Markets were little changed on Tuesday.
The S&P 500 was flat, the STOXX Europe 600 fell 0.1 percent and the Nikkei 225 fell 0.2 percent.
“No one is prepared to take on too much risk ahead of the Bank of Japan and the Fed Open Market Committee meetings,” said Chris Weston, chief market analyst in Melbourne at IG Ltd.
The BoJ's task looks particularly difficult after a report today showed that Japan's exports fell 9.6 percent in August, an 11th consecutive month of decline.
Indeed, Bruce Einhorn at Bloomberg suggested that the BoJ may be running out of options.
“Not even sub-zero interest rates have helped weaken the yen,” he wrote, noting that the yen is up 18 percent against the dollar since the start of the year despite negative interest rates.
Einhorn quoted Tom Murphy, managing partner of Family Office Research and Management in Sydney, as saying that Kuroda's quantitative easing “is losing its firepower”. Marcel Thieliant, Japan economist with Capital Economics in Singapore, said: “They are near the limits of what they can do.”

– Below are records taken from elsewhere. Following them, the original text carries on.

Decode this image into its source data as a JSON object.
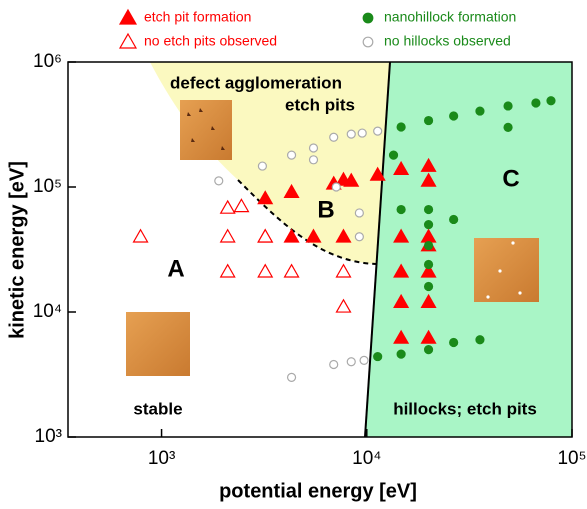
{
  "chart_data": {
    "type": "scatter",
    "x_label": "potential energy [eV]",
    "y_label": "kinetic energy [eV]",
    "x_scale": "log",
    "y_scale": "log",
    "xlim": [
      350,
      100000
    ],
    "ylim": [
      1000,
      1000000
    ],
    "xticks": [
      {
        "value": 1000,
        "label": "10³"
      },
      {
        "value": 10000,
        "label": "10⁴"
      },
      {
        "value": 100000,
        "label": "10⁵"
      }
    ],
    "yticks": [
      {
        "value": 1000,
        "label": "10³"
      },
      {
        "value": 10000,
        "label": "10⁴"
      },
      {
        "value": 100000,
        "label": "10⁵"
      },
      {
        "value": 1000000,
        "label": "10⁶"
      }
    ],
    "annotations": [
      "defect agglomeration",
      "etch pits",
      "A",
      "B",
      "C",
      "stable",
      "hillocks; etch pits"
    ],
    "series": [
      {
        "name": "etch pit formation",
        "marker": "triangle",
        "filled": true,
        "color": "#ff0000",
        "label_color": "#ff0000",
        "x": [
          3200,
          4300,
          6900,
          7700,
          8400,
          11300,
          3200,
          4300,
          5500,
          7700,
          14700,
          14700,
          14700,
          14700,
          14700,
          20000,
          20000,
          20000,
          20000,
          20000,
          20000,
          20000
        ],
        "y": [
          81000,
          91000,
          106000,
          114000,
          112000,
          125000,
          40000,
          40000,
          40000,
          40000,
          139000,
          40000,
          21000,
          12000,
          6200,
          147000,
          112000,
          40000,
          34000,
          21000,
          12000,
          6200
        ]
      },
      {
        "name": "no etch pits observed",
        "marker": "triangle",
        "filled": false,
        "color": "#ff0000",
        "label_color": "#ff0000",
        "x": [
          790,
          2100,
          2450,
          2100,
          3200,
          2100,
          3200,
          4300,
          7700,
          7700
        ],
        "y": [
          40000,
          68000,
          70000,
          40000,
          40000,
          21000,
          21000,
          21000,
          21000,
          11000
        ]
      },
      {
        "name": "nanohillock formation",
        "marker": "circle",
        "filled": true,
        "color": "#1a8a1a",
        "label_color": "#1a8a1a",
        "x": [
          11300,
          14700,
          20000,
          26500,
          35600,
          14700,
          20000,
          26500,
          35600,
          48800,
          66700,
          79000,
          48800,
          13500,
          14700,
          20000,
          20000,
          20000,
          20000,
          20000,
          26500
        ],
        "y": [
          4400,
          4600,
          5000,
          5700,
          6000,
          302000,
          340000,
          370000,
          405000,
          445000,
          470000,
          490000,
          300000,
          180000,
          66000,
          66000,
          50000,
          34000,
          24000,
          16000,
          55000
        ]
      },
      {
        "name": "no hillocks observed",
        "marker": "circle",
        "filled": false,
        "color": "#aaaaaa",
        "label_color": "#1a8a1a",
        "x": [
          1900,
          3100,
          4300,
          5500,
          6900,
          8400,
          9500,
          11300,
          5500,
          7100,
          9200,
          9200,
          4300,
          6900,
          8400,
          9700
        ],
        "y": [
          112000,
          147000,
          180000,
          205000,
          250000,
          265000,
          270000,
          280000,
          165000,
          100000,
          62000,
          40000,
          3000,
          3800,
          4000,
          4100
        ]
      }
    ]
  }
}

HSBC economists led by Frederic Neumann wrote: “Short of more radical options like helicopter money and foreign bond purchases, which both seem unlikely for now due to legal and political reasons, officials have few options left to ease policy meaningfully.”
A report last year by Jacob M Schlesinger had already warned as much. “Key policy makers argued Japan’s demography determined its economic destiny, that a contracting population inevitably dictated the country’s deflationary decline,” he wrote.
One of those policy makers was former BoJ governor Masaaki Shirakawa. In May 2012, Shirakawa delivered a speech where he cited global evidence that “the population growth rate and inflation correlate positively”, in “sharp contrast with the recently waning correlation between money growth and inflation.”